How do you find a formula for the nth term of the arithmetic sequence $24,32,40,48.....$?

Answer 1

Hint: In the above question, we have been given an arithmetic sequence whose nth term is to be determined. To find the nth term, we have to use the fact that the nth term of an arithmetic sequence is a linear function of n, so that we can let the nth term of the given sequence as ${{a}_{n}}=bn+c$. Since in this function, we have two unknown variables, $b$ and $c$, we need two equations in terms of these two variables. The two equations can be obtained by substituting the first and the second terms from the given sequence into the assumed function ${{a}_{n}}=bn+c$ for $n=1$ and $n=2$. On solving the two equations obtained, we will get the values of $b$ and $c$, and hence the nth term.

Complete step by step solution:
The given arithmetic sequence in the above question is $24,32,40,48.....$
We know that the nth term of an arithmetic sequence is a linear function of n.
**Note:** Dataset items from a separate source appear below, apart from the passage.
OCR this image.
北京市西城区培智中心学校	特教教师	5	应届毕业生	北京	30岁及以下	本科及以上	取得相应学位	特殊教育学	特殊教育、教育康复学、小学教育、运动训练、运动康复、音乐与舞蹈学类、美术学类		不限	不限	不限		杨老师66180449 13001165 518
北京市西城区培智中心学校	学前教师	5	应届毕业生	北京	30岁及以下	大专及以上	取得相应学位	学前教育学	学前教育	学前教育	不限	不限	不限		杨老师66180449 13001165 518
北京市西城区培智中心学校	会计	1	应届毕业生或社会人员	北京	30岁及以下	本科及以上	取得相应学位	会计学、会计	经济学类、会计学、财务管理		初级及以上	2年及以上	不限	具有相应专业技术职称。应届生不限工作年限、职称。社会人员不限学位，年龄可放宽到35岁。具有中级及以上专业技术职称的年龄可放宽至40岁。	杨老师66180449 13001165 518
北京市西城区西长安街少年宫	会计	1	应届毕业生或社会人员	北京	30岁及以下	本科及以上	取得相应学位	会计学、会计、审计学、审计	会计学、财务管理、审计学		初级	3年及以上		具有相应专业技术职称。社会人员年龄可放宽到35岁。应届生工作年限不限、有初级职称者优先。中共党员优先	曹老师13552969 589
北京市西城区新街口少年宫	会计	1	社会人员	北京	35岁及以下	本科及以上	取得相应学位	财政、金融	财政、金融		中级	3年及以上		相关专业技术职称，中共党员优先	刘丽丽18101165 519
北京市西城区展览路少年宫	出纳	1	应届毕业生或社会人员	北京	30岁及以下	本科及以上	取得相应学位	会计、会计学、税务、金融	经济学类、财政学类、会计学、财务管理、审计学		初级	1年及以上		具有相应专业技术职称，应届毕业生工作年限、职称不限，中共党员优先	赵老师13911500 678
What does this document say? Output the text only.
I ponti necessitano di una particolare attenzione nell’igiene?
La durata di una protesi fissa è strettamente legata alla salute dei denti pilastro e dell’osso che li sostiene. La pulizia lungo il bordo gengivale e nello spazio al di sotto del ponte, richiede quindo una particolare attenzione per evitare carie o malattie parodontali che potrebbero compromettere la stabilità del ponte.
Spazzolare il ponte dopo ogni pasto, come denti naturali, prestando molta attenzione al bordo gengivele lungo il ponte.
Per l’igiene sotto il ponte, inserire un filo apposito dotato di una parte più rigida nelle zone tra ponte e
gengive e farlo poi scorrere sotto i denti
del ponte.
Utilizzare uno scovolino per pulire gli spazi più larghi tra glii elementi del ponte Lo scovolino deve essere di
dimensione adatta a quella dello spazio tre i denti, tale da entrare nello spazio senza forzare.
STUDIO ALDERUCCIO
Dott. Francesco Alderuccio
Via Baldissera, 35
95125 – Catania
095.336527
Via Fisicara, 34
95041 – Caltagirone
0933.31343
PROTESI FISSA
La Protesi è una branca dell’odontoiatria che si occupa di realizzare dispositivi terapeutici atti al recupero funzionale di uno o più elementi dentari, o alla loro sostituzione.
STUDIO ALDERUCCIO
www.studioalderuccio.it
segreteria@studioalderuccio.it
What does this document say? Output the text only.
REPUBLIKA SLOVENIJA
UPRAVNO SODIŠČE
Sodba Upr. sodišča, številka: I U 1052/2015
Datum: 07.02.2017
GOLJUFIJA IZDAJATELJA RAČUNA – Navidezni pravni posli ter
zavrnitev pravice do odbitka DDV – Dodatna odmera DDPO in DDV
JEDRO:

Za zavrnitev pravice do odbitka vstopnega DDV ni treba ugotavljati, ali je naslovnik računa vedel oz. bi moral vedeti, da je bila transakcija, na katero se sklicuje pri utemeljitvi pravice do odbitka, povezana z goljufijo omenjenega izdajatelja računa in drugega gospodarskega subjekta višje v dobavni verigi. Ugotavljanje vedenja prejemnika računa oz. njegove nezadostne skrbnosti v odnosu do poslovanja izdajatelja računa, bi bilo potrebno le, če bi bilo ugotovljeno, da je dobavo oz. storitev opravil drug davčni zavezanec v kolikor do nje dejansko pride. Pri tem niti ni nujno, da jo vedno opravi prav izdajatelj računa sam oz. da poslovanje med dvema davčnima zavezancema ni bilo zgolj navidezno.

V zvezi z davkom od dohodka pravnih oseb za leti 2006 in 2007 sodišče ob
So we can let the nth term of the given arithmetic sequence as
$\Rightarrow {{a}_{n}}=bn+c........\left( i \right)$
In the given sequence, the first term is equal to $24$. Therefore, on substituting $n=1$ and ${{a}_{1}}=24$ in (i) we get
$\begin{align}
  & \Rightarrow 24=b\left( 1 \right)+c \\
 & \Rightarrow b+c=24........\left( ii \right) \\
\end{align}$
Also, in the given sequence, the second term is equal to $32$. Therefore, we substitute $n=2$ and ${{a}_{2}}=32$ in the equation (i) to get
$\begin{align}
  & \Rightarrow 32=b\left( 2 \right)+c \\
 & \Rightarrow 2b+c=32.......\left( iii \right) \\
\end{align}$
Subtracting (iii) from (ii) we get
$\begin{align}
  & \Rightarrow 2b+c-\left( b+c \right)=32-24 \\
 & \Rightarrow 2b+c-b-c=8 \\
 & \Rightarrow b=8 \\
\end{align}$
Substituting this in the equation (ii) we get
$\begin{align}
  & \Rightarrow 8+c=24 \\
 & \Rightarrow c=24-8 \\
 & \Rightarrow c=16 \\
\end{align}$
Substituting the above two values in the equation (i) we finally obtain
$\Rightarrow {{a}_{n}}=8n+16$
Hence, the nth term for the given arithmetic sequence is ${{a}_{n}}=8n+16$.

Note:
We can also use the general term of an AP to find the formula for the nth term of the given sequence, which is given by ${{a}_{n}}=a+\left( n-1 \right)d$. Here $a$ and $d$ are the first term and the common difference of the arithmetic sequence. The coefficient of $n$ in the nth term of an AP is equal to the common difference. Therefore, the value of $b$ in the assumed formula ${{a}_{n}}=bn+c$ can be directly substituted as the common difference of the given AP.